Uma das bandas mais influentes que o mundo da música já viu, os Beatles foram um grande sucesso na década de 1960, com o emblemático "quarteto de Liverpool", John Lennon, George Harrison, Ringo Starr e Paul McCartney.

John e Paul, em específico, ficaram bastante lembrados como os principais compositores da banda, e agora a relação entre eles é explorada na nova biografia 'John & Paul: Uma História de Amor em Músicas', do autor Ian Leslie. O livro detalha a união entre as duas grandes mentes com observações perspicazes, sendo focado não simplesmente na história da banda, mas em específico na relação — de uma amizade conturbada — entre eles.

John Lennon e Paul McCartney / Crédito: Getty Images

"Melhorando"

Um episódio curioso mencionado no livro, que acabou fortalecendo o vínculo entre os dois, ocorreu durante as gravações de 'Getting Better', faixa do disco 'Sgt. Pepper's Lonely Hearts Club Band', de 1967. Vale mencionar que, nessa época, Paul McCartney era quem mais compunha pena banda — o que muitos acreditam que também tenha influenciado na autoestima de John

Enquanto passeava pelo parque, certo dia Paul se lembrou de uma frase do baterista substituto da banda, Jimmie Nicol, que ocupou o lugar de Ringo em algumas apresentações de 1964, quando ele se recuperava de uma amigdalite. Quando questionado sobre como era estar naquela posição turbulenta, na época, Nicol costumava responder com "está melhorando", e essa frase otimista foi o que inspirou Paul a escrever a canção.

Enquanto isso, John vivia um período diferente de sua vida, na época. "Nessa música, iniciada por Paul, John despejou uma torrente de reflexões sobre sua própria vida — sobre a raiva que ele carregava consigo quando adolescente e mais jovem; sobre o abuso emocional e físico que ele infligia às mulheres", escreve Leslie na biografia.

Conforme repercute a revista People, John teve uma infância consideravelmente problemática, tendo sido abandonado pelo pai, se mudado de casa várias vezes, e até mesmo sua mãe faleceu quando ele ainda era jovem.

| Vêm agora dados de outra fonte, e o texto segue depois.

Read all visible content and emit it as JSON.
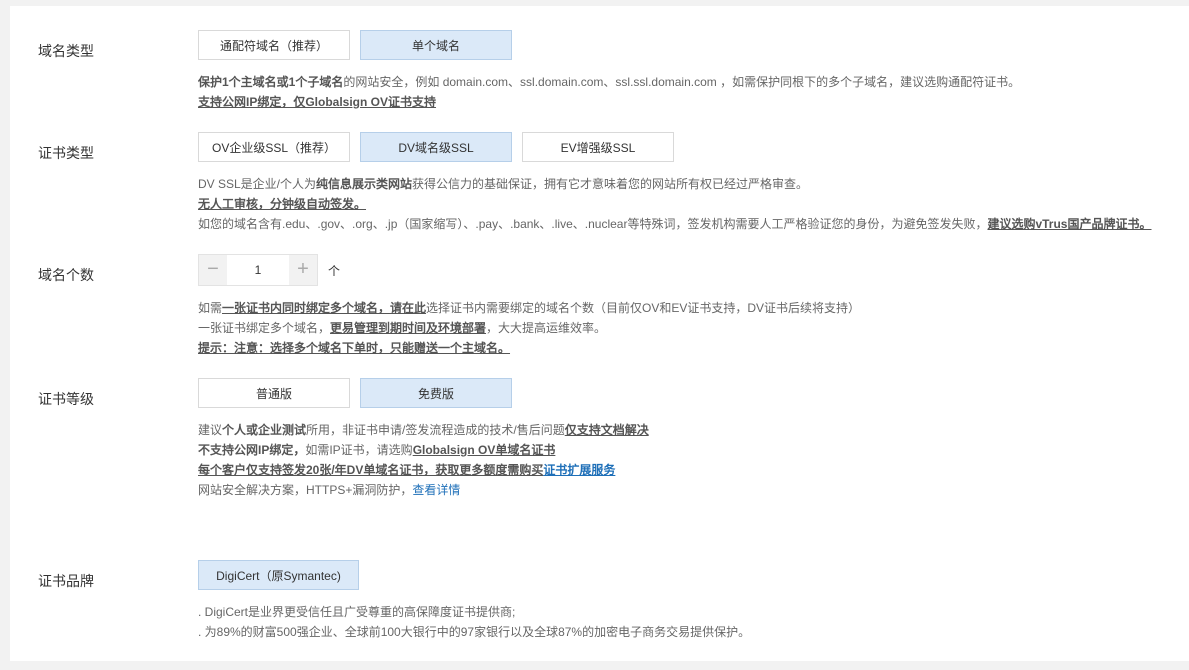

Eu cresci pensando que todos tinham uma família amorosa. Quando mais velho, fiquei chocado ao descobrir que isso não era verdade — que muitas pessoas tiveram infâncias desastrosas — e John Lennon era uma delas", disse Paul posteriormente no livro 'A Life in Lyrics'.
John Lennon em 1966 / Crédito: Getty Images

Durante a adolescência, John Lennon passou os últimos anos "numa fúria cega... ou estava bêbado, ou brigando", declarou ele mesmo. Inclusive, acredita-se que o verso final que ele contribuiu para 'Getting Better' — "Eu costumava ser cruel com minha mulher/Eu bati nela e a mantive longe das coisas que ela amava/Cara, eu era malvado, mas estou mudando meu cenário/E estou fazendo o melhor que posso", em tradução livre — seja consideravelmente autobiográfico.

John e as drogas

Apesar de ter sido por muito tempo uma pessoa difícil de se conviver, muitos comentam que Lennon melhorou bastante na época em que 'Getting Better' foi escrita, e sua personalidade se suavizou principalmente nestes primeiros meses de 1967. Nessa época, um ciclo vicioso de inquietação e depressão o levou a usar mais maconha e LSD que nunca, isso sem mencionar outras substâncias variadas que ele mesmo moía.

No entanto, nas palavras de Leslie, o efeito desse aumento no uso de drogas foi que John se tornou "mais calmo, mais simpático e mais infantil", deixando de se permitir ser levado pelo álcool, e se tornando até mais afetuoso, abraçando seus amigos.

Porém, junto dessa "iluminação", Lennon também enfrentou uma queda em sua produtividade musical. "Ele nunca achou tão difícil criar novas músicas", observa Leslie no livro, sendo apenas quatro faixas de 'Sgt. Pepper' originárias dele. E ainda assim, elas foram criadas muito por insistência de McCartney para que o companheiro as escrevesse.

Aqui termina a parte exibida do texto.